I can export my data: This is pretty bog-standard due to GDPR regulations now. Often what you get is a zip full of JSON files. Pretty lackluster. JSON isn’t something that makes sense outside of an app.
Export also has the downside of being static. If you continue to use the app, your export becomes invalid. This makes export only really useful for hard exit. Still, it’s better than nothing. I might say “export considered harm reduction”.
I can sync my data, or at least export and re-import it multiple times. This resolves the “dead export” problem. It also makes export useful for other use-cases, like backup and basic interoperability between tools. One way to accomplish this is with immutable data. If the file never changes, it’s easy to sync. iTunes music library is a good example. CRDTs are a promising primitive for data that is frequently updated.
My data is in a useful format: exit happens through a common formats that work in other apps. Plain text, CSV, PNG, PDF, SVG, MP3 are all good examples of useful formats. Camera Roll is a standout example here. You can drag and drop images, in and out of the app freely.

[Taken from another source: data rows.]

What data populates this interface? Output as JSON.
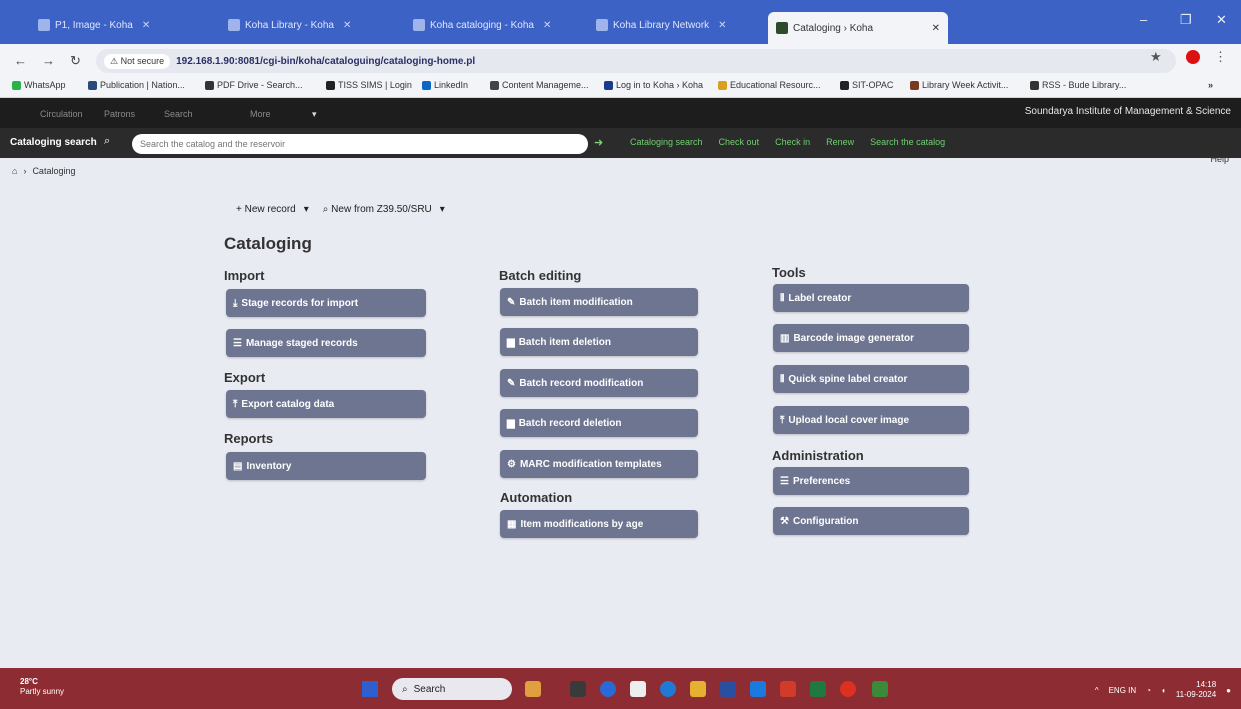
{
  "browser": {
    "tabs": [
      {
        "label": "P1, Image - Koha",
        "icon": "page-icon"
      },
      {
        "label": "Koha Library - Koha",
        "icon": "google-icon"
      },
      {
        "label": "Koha cataloging - Koha",
        "icon": "page-icon"
      },
      {
        "label": "Koha Library Network",
        "icon": "page-icon"
      },
      {
        "label": "Cataloging › Koha",
        "icon": "koha-icon",
        "active": true
      }
    ],
    "security_label": "Not secure",
    "url": "192.168.1.90:8081/cgi-bin/koha/cataloguing/cataloging-home.pl",
    "bookmarks": [
      "WhatsApp",
      "Publication | Nation...",
      "PDF Drive - Search...",
      "TISS SIMS | Login",
      "LinkedIn",
      "Content Manageme...",
      "Log in to Koha › Koha",
      "Educational Resourc...",
      "SIT-OPAC",
      "Library Week Activit...",
      "RSS - Bude Library..."
    ]
  },
  "koha": {
    "top_links": [
      "Circulation",
      "Patrons",
      "Search",
      "More"
    ],
    "library_name": "Soundarya Institute of Management & Science",
    "search": {
      "label": "Cataloging search",
      "placeholder": "Search the catalog and the reservoir",
      "tabs": [
        "Cataloging search",
        "Check out",
        "Check in",
        "Renew",
        "Search the catalog"
      ]
    },
    "breadcrumb": "Cataloging",
    "help": "Help",
    "toolbar": {
      "new_record": "+ New record",
      "new_z3950": "New from Z39.50/SRU"
    },
    "page_title": "Cataloging",
    "sections": {
      "import": {
        "title": "Import",
        "buttons": [
          "Stage records for import",
          "Manage staged records"
        ]
      },
      "export": {
        "title": "Export",
        "buttons": [
          "Export catalog data"
        ]
      },
      "reports": {
        "title": "Reports",
        "buttons": [
          "Inventory"
        ]
      },
      "batch": {
        "title": "Batch editing",
        "buttons": [
          "Batch item modification",
          "Batch item deletion",
          "Batch record modification",
          "Batch record deletion",
          "MARC modification templates"
        ]
      },
      "automation": {
        "title": "Automation",
        "buttons": [
          "Item modifications by age"
        ]
      },
      "tools": {
        "title": "Tools",
        "buttons": [
          "Label creator",
          "Barcode image generator",
          "Quick spine label creator",
          "Upload local cover image"
        ]
      },
      "admin": {
        "title": "Administration",
        "buttons": [
          "Preferences",
          "Configuration"
        ]
      }
    }
  },
  "taskbar": {
    "weather": "28°C",
    "weather_sub": "Partly sunny",
    "search_label": "Search",
    "lang": "ENG IN",
    "time": "14:18",
    "date": "11-09-2024"
  }
}
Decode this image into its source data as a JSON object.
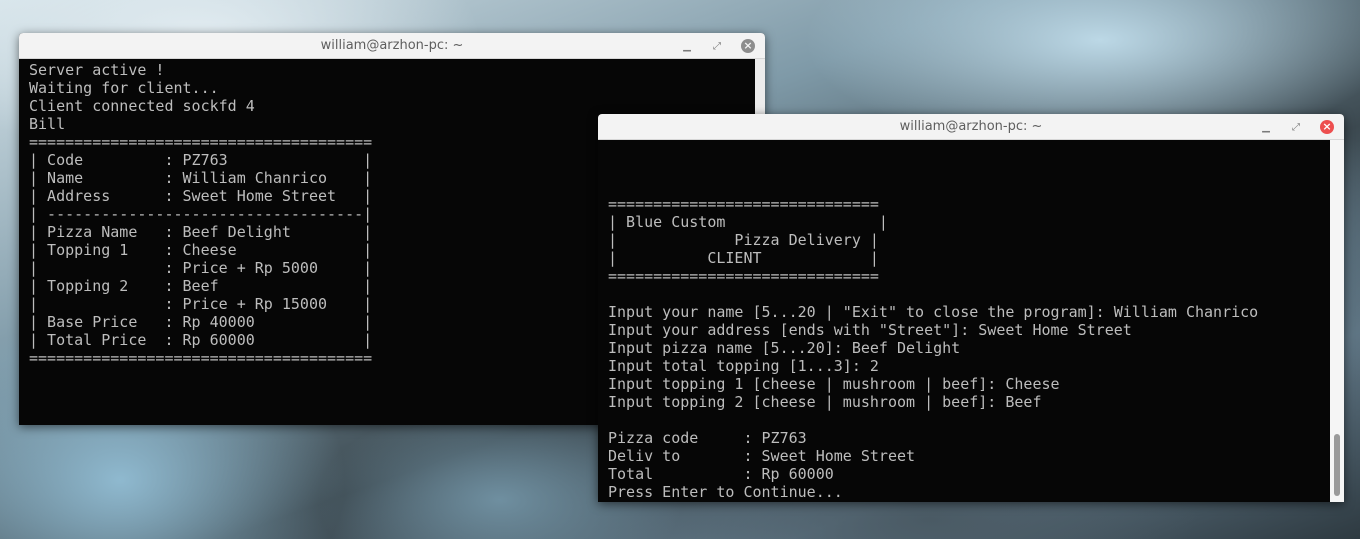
{
  "server_window": {
    "title": "william@arzhon-pc: ~",
    "buttons": {
      "minimize": "▁",
      "maximize": "⤢",
      "close": "×"
    },
    "lines": [
      "Server active !",
      "Waiting for client...",
      "Client connected sockfd 4",
      "Bill",
      "======================================",
      "| Code         : PZ763               |",
      "| Name         : William Chanrico    |",
      "| Address      : Sweet Home Street   |",
      "| -----------------------------------|",
      "| Pizza Name   : Beef Delight        |",
      "| Topping 1    : Cheese              |",
      "|              : Price + Rp 5000     |",
      "| Topping 2    : Beef                |",
      "|              : Price + Rp 15000    |",
      "| Base Price   : Rp 40000            |",
      "| Total Price  : Rp 60000            |",
      "======================================"
    ]
  },
  "client_window": {
    "title": "william@arzhon-pc: ~",
    "buttons": {
      "minimize": "▁",
      "maximize": "⤢",
      "close": "×"
    },
    "lines": [
      "",
      "",
      "",
      "==============================",
      "| Blue Custom                 |",
      "|             Pizza Delivery |",
      "|          CLIENT            |",
      "==============================",
      "",
      "Input your name [5...20 | \"Exit\" to close the program]: William Chanrico",
      "Input your address [ends with \"Street\"]: Sweet Home Street",
      "Input pizza name [5...20]: Beef Delight",
      "Input total topping [1...3]: 2",
      "Input topping 1 [cheese | mushroom | beef]: Cheese",
      "Input topping 2 [cheese | mushroom | beef]: Beef",
      "",
      "Pizza code     : PZ763",
      "Deliv to       : Sweet Home Street",
      "Total          : Rp 60000",
      "Press Enter to Continue..."
    ]
  }
}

This is one reason we’ve been prioritizing Lindy formats like plain text in Subconscious.
Also! What if there were a spreadsheet-like tool for slicing and dicing JSON? Could this transform GDPR-mandated data dumps into credible exit?
My data lives in local files. iTunes is a standout example. You can always take your MP3 files with you. Files are great because you have the bytes! Files also enable credible exit to emerge retroactively! New apps can come along and implement the file formats of other popular apps, uplifting their file format into a de facto protocol.
Multiple apps can share the same data over a permissionless API. This is where credible exit transcends itself and becomes broad interoperability.
The app is open source. A protocol will never capture the full fidelity of the app experience, but if the protocol and app are both open, you might unlock much deeper credible exit. Mastodon is a great example here.
Credible exit in Subconscious
So those are my working notes so far. Credible exit feels like a useful lens through which to consider user autonomy. It admits small, imperfect, and simple solutions (plain text export, archive with grep, etc) while leaving room for progressive improvement (local-first software, distributed apps, etc).
Aiming for credible exit is why Subconscious writes plain text files. It’s also the reason we’re experimenting with distributed protocols like IPFS for sync and multiplayer.
Update 2022-08: We’re building Noosphere, a protocol for thought that guarantees credible exit.